Bayu tersenyum lembut, lalu meraih tangan Melody. “Aku merasa telah cukup mengenal dan sudah cocok dengan karakter kamu. Maka dari itu aku memberanikan diri untuk meningkatkan hubungan kita ke jenjang yang lebih serius. Ditambah lagi aku merasa sudah cukup punya modal untuk memantaskan diri menjadi pendamping hidup kamu, Melody,” ucap Bayu penuh kepastian.
Melody menunduk dalam diam…Tiba-tiba saja sebuah rasa sedih tumbuh di hati kecil Melody.
“Kamu mau melewati bahtera rumah tangga bersamaku, kan?” tanya Bayu, semakin mengeratkan genggaman tangannya di jemari Melody.
Melody masih tetap bertahan dalam diamnya.

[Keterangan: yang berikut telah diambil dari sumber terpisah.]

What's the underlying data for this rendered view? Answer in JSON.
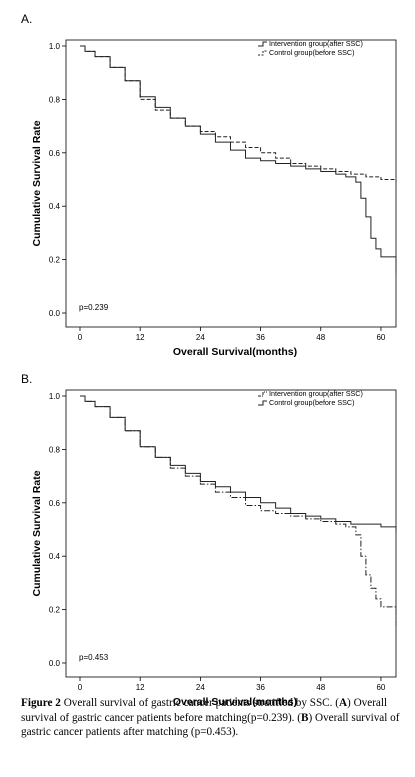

“Diammu bukan berarti sebuah penolakan, ‘kan? Kamu hanya sedang membutuhkan waktu untuk berpikir. Benar begitu, Mel? Jawab ya, sayang. Jangan diam seperti ini,” pinta Bayu dengan wajah cemas.
“Iya...aku butuh waktu untuk berpikir,” jawab Melody lirih.
“Syukurlah kalau gitu. Aku antar kamu pulang ke kos ya.”
Melody mengangguk kemudian mengikuti jejak Bayu yang sudah beranjak terlebih dulu dari kursi.